Patients with severe allergic asthma demonstrate subclinical systolic heart dysfunction of both the left and right ventricles on ultrasound-based speckle-tracking analysis, according to a new study published in the Journal of Asthma.
“In our work, severe asthma was characterized by a relevant airway obstruction measured in the pulmonary function test compared to control,” wrote the authors, led by Izabela Tuleta, MD, PhD, Department of Internal Medicine II—Cardiology, Pulmonology and Angiology, University of Bonn, Germany. The team used results from lung function and sensitization tests to confirm allergic asthma.
Experts know little about the relationship between asthma and heart disease, and researchers have yet to identify the relationship between allergy and heart disease. In the current study, Dr. Tuleta and colleagues assessed heart function in patients with allergic asthma using the following tools:
- Standard echocardiography for measures such as left ventricular ejection fraction (LVEF)
- Tricuspid annular plane systolic excursion (TAPSE) for right ventricle systolic function
- Ultrasound-based speckle-tracking analysis for early, subclinical signs of heart failure
In addition, the investigators looked at inflammation-associated serum biomarkers including NT-pro-brain natriuretic peptide (NT-pro-BNP), immunoglobulin E (IgE), C-reactive protein (CRP), and blood count.
The team assessed these measures in 72 adult patients with either mild-to-moderate allergic asthma or severe asthma, as well as 20 controls matched for age, sex, BMI, cardiovascular risk factors, and cardiovascular disease.
The researchers divided patients into the following four therapeutic subgroups:
- Subgroup 1a: long-acting beta2-agonists (LABA) and inhaled cortisone without oral cortisone treatment with additional omalizumab therapy (n=27);
- Subgroup 1b: LABA and inhaled cortisone without oral cortisone treatment without additional omalizumab therapy (n=21);
- Subgroup 2a: LABA, inhaled cortisone, and omalizumab treatment with oral cortisone (n=12);
- Subgroup 2b: LABA, inhaled cortisone, and omalizumab treatment without oral cortisone (n=27).
Patients in subgroups 1a, 2a, and 2b had severe asthma, whereas patients in subgroup 1b had mild-to-moderate asthma.
The authors found that longitudinal left ventricular strain values were significantly decreased in patients with severe asthma (–12.91 ± 0.84%) and mild-to-moderate asthma (–13.92 ± 1.55%). Moreover, patients with severe asthma experienced decreased longitudinal right ventricular strain compared with the controls.

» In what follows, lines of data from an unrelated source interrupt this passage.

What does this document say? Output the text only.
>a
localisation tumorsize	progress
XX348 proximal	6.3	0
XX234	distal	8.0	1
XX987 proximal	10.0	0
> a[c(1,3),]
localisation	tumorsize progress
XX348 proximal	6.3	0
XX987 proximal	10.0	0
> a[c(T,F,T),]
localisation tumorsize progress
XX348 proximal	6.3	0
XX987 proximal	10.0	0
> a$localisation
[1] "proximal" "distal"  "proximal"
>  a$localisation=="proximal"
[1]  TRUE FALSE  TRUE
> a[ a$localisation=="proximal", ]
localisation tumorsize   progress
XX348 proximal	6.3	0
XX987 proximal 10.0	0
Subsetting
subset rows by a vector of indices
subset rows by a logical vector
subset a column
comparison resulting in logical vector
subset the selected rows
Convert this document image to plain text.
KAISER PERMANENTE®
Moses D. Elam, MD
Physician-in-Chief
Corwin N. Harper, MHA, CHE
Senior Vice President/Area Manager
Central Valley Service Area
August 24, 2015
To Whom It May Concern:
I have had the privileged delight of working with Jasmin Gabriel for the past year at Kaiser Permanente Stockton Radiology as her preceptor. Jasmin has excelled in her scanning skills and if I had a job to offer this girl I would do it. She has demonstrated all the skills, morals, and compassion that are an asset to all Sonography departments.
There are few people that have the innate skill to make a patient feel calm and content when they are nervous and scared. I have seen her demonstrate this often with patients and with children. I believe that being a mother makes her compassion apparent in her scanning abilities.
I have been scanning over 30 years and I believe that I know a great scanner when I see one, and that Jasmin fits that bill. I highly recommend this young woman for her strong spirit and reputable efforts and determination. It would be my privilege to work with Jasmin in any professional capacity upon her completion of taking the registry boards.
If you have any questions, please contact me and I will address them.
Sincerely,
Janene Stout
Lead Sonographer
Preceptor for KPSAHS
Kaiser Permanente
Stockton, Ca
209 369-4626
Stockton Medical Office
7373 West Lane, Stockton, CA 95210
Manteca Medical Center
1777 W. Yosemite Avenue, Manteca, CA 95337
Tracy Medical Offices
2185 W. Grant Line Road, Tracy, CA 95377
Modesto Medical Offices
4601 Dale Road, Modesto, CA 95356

Subgroups 1a and 1b exhibited comparable cardiac strains. Furthermore, patients in subgroup 2a exhibited decreased heart strains and reduced lung function compared with those measures of patients in subgroup 2b.

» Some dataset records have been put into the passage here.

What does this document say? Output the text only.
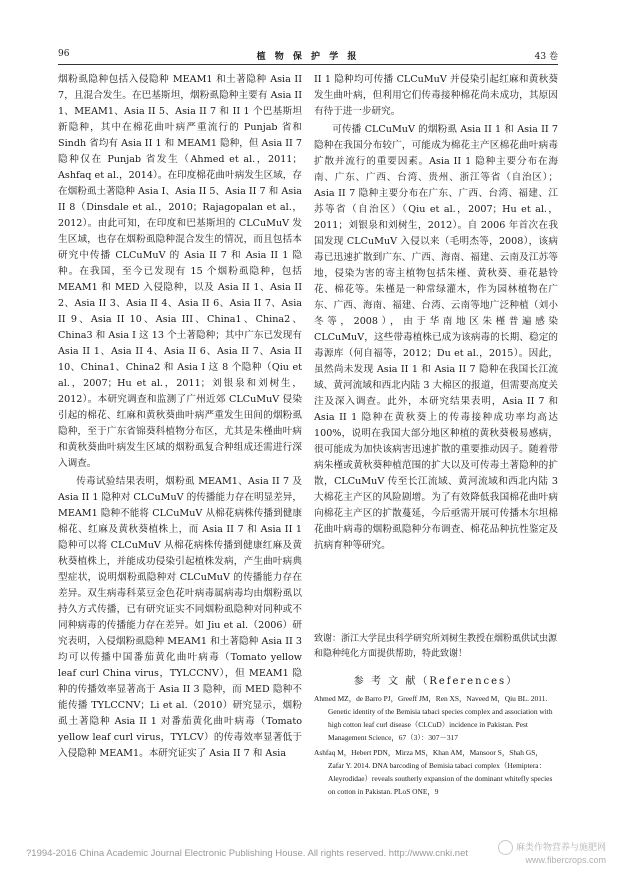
96	植 物 保 护 学 报	43 卷

烟粉虱隐种包括入侵隐种 MEAM1 和土著隐种 Asia II 7，且混合发生。在巴基斯坦，烟粉虱隐种主要有 Asia II 1、MEAM1、Asia II 5、Asia II 7 和 II 1 个巴基斯坦新隐种，其中在棉花曲叶病严重流行的 Punjab 省和 Sindh 省均有 Asia II 1 和 MEAM1 隐种，但 Asia II 7 隐种仅在 Punjab 省发生（Ahmed et al.，2011；Ashfaq et al.，2014）。在印度棉花曲叶病发生区域，存在烟粉虱土著隐种 Asia I、Asia II 5、Asia II 7 和 Asia II 8（Dinsdale et al.，2010；Rajagopalan et al.，2012）。由此可知，在印度和巴基斯坦的 CLCuMuV 发生区域，也存在烟粉虱隐种混合发生的情况，而且包括本研究中传播 CLCuMuV 的 Asia II 7 和 Asia II 1 隐种。在我国，至今已发现有 15 个烟粉虱隐种，包括 MEAM1 和 MED 入侵隐种，以及 Asia II 1、Asia II 2、Asia II 3、Asia II 4、Asia II 6、Asia II 7、Asia II 9、Asia II 10、Asia III、China1、China2、China3 和 Asia I 这 13 个土著隐种；其中广东已发现有 Asia II 1、Asia II 4、Asia II 6、Asia II 7、Asia II 10、China1、China2 和 Asia I 这 8 个隐种（Qiu et al.，2007；Hu et al.，2011；刘银泉和刘树生，2012）。本研究调查和监测了广州近郊 CLCuMuV 侵染引起的棉花、红麻和黄秋葵曲叶病严重发生田间的烟粉虱隐种，至于广东省锦葵科植物分布区，尤其是朱槿曲叶病和黄秋葵曲叶病发生区域的烟粉虱复合种组成还需进行深入调查。

传毒试验结果表明，烟粉虱 MEAM1、Asia II 7 及 Asia II 1 隐种对 CLCuMuV 的传播能力存在明显差异，MEAM1 隐种不能将 CLCuMuV 从棉花病株传播到健康棉花、红麻及黄秋葵植株上，而 Asia II 7 和 Asia II 1 隐种可以将 CLCuMuV 从棉花病株传播到健康红麻及黄秋葵植株上，并能成功侵染引起植株发病，产生曲叶病典型症状，说明烟粉虱隐种对 CLCuMuV 的传播能力存在差异。双生病毒科菜豆金色花叶病毒属病毒均由烟粉虱以持久方式传播，已有研究证实不同烟粉虱隐种对同种或不同种病毒的传播能力存在差异。如 Jiu et al.（2006）研究表明，入侵烟粉虱隐种 MEAM1 和土著隐种 Asia II 3 均可以传播中国番茄黄化曲叶病毒（Tomato yellow leaf curl China virus，TYLCCNV），但 MEAM1 隐种的传播效率显著高于 Asia II 3 隐种，而 MED 隐种不能传播 TYLCCNV；Li et al.（2010）研究显示，烟粉虱土著隐种 Asia II 1 对番茄黄化曲叶病毒（Tomato yellow leaf curl virus，TYLCV）的传毒效率显著低于入侵隐种 MEAM1。本研究证实了 Asia II 7 和 Asia

II 1 隐种均可传播 CLCuMuV 并侵染引起红麻和黄秋葵发生曲叶病，但利用它们传毒接种棉花尚未成功，其原因有待于进一步研究。

可传播 CLCuMuV 的烟粉虱 Asia II 1 和 Asia II 7 隐种在我国分布较广，可能成为棉花主产区棉花曲叶病毒扩散并流行的重要因素。Asia II 1 隐种主要分布在海南、广东、广西、台湾、贵州、浙江等省（自治区）；Asia II 7 隐种主要分布在广东、广西、台湾、福建、江苏等省（自治区）（Qiu et al.，2007；Hu et al.，2011；刘银泉和刘树生，2012）。自 2006 年首次在我国发现 CLCuMuV 入侵以来（毛明杰等，2008），该病毒已迅速扩散到广东、广西、海南、福建、云南及江苏等地，侵染为害的寄主植物包括朱槿、黄秋葵、垂花悬铃花、棉花等。朱槿是一种常绿灌木，作为园林植物在广东、广西、海南、福建、台湾、云南等地广泛种植（刘小冬等，2008），由于华南地区朱槿普遍感染 CLCuMuV，这些带毒植株已成为该病毒的长期、稳定的毒源库（何自福等，2012；Du et al.，2015）。因此，虽然尚未发现 Asia II 1 和 Asia II 7 隐种在我国长江流域、黄河流域和西北内陆 3 大棉区的报道，但需要高度关注及深入调查。此外，本研究结果表明，Asia II 7 和 Asia II 1 隐种在黄秋葵上的传毒接种成功率均高达 100%，说明在我国大部分地区种植的黄秋葵极易感病，很可能成为加快该病害迅速扩散的重要推动因子。随着带病朱槿或黄秋葵种植范围的扩大以及可传毒土著隐种的扩散，CLCuMuV 传至长江流域、黄河流域和西北内陆 3 大棉花主产区的风险剧增。为了有效降低我国棉花曲叶病向棉花主产区的扩散蔓延，今后亟需开展可传播木尔坦棉花曲叶病毒的烟粉虱隐种分布调查、棉花品种抗性鉴定及抗病育种等研究。

致谢：浙江大学昆虫科学研究所刘树生教授在烟粉虱供试虫源和隐种纯化方面提供帮助，特此致谢！

参 考 文 献（References）

Ahmed MZ，de Barro PJ，Greeff JM，Ren XS，Naveed M，Qiu BL. 2011. Genetic identity of the Bemisia tabaci species complex and association with high cotton leaf curl disease（CLCuD）incidence in Pakistan. Pest Management Science，67（3）：307－317

Ashfaq M，Hebert PDN，Mirza MS，Khan AM，Mansoor S，Shah GS，Zafar Y. 2014. DNA barcoding of Bemisia tabaci complex（Hemiptera：Aleyrodidae）reveals southerly expansion of the dominant whitefly species on cotton in Pakistan. PLoS ONE，9

?1994-2016 China Academic Journal Electronic Publishing House. All rights reserved. http://www.cnki.net
麻类作物营养与施肥网
www.fibercrops.com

Finally, patients with asthma were found to have higher levels of CRP, IgE, and eosinophils when compared with controls.
“The reason for higher coexistence of asthma and heart dysfunction is probably multifactorial,” the investigators wrote. “In our study, we have detected an elevated inflammatory level in blood with increased CRP, IgE, and eosinophils in asthma individuals and a higher absolute leukocyte number in severe asthma patients compared to the control ones.”
Dr. Tuleta and colleagues were unable to ascertain the effect of antiasthmatic treatment on heart function, which has yet to be identified in the literature.

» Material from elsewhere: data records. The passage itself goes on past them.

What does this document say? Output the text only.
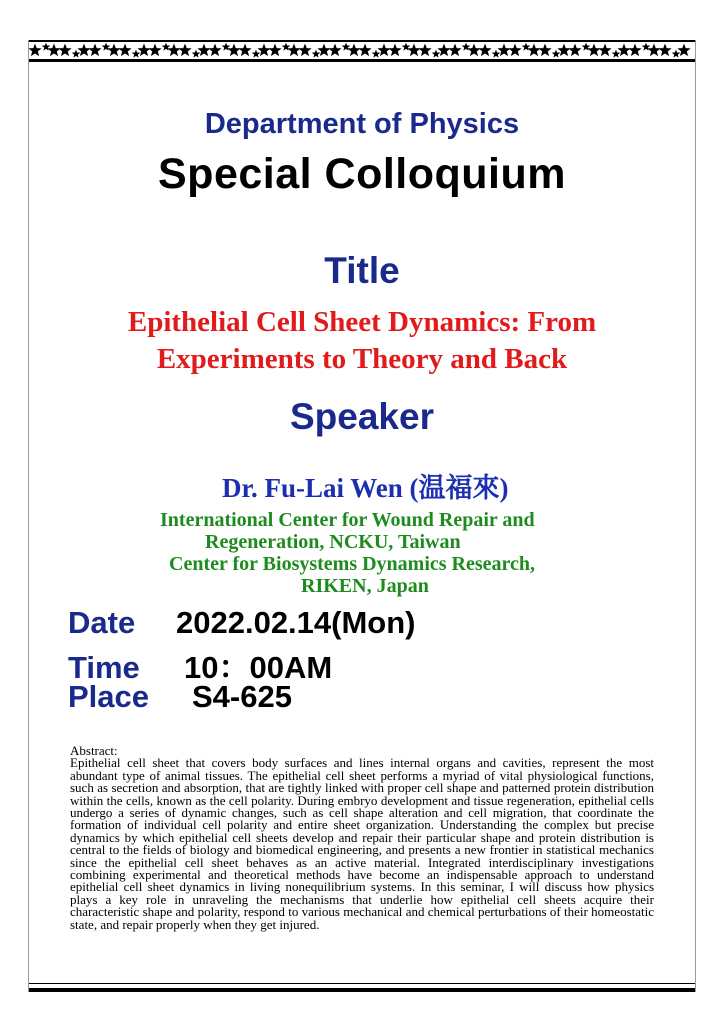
Department of Physics
Special Colloquium
Title
Epithelial Cell Sheet Dynamics: From
Experiments to Theory and Back
Speaker
Dr. Fu-Lai Wen (温福來)
International Center for Wound Repair and
Regeneration, NCKU, Taiwan
Center for Biosystems Dynamics Research,
RIKEN, Japan
Date 2022.02.14(Mon)
Time 10：00AM
Place S4-625
Abstract:
Epithelial cell sheet that covers body surfaces and lines internal organs and cavities, represent the most abundant type of animal tissues. The epithelial cell sheet performs a myriad of vital physiological functions, such as secretion and absorption, that are tightly linked with proper cell shape and patterned protein distribution within the cells, known as the cell polarity. During embryo development and tissue regeneration, epithelial cells undergo a series of dynamic changes, such as cell shape alteration and cell migration, that coordinate the formation of individual cell polarity and entire sheet organization. Understanding the complex but precise dynamics by which epithelial cell sheets develop and repair their particular shape and protein distribution is central to the fields of biology and biomedical engineering, and presents a new frontier in statistical mechanics since the epithelial cell sheet behaves as an active material. Integrated interdisciplinary investigations combining experimental and theoretical methods have become an indispensable approach to understand epithelial cell sheet dynamics in living nonequilibrium systems. In this seminar, I will discuss how physics plays a key role in unraveling the mechanisms that underlie how epithelial cell sheets acquire their characteristic shape and polarity, respond to various mechanical and chemical perturbations of their homeostatic state, and repair properly when they get injured.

“Severe allergic asthma was associated with an increased occurrence of subclinical biventricular heart dysfunction measured by reduced cardiac strain,” the researchers concluded. “Decreased lung function, enhanced systemic inflammation, and possibly administration of oral cortisone seem to be the underlying pathomechanisms.”
Consequently, they suggest that screening with echocardiography—including utilization of the speck-tracking method—could identify asthma patients who are predisposed to developing heart failure.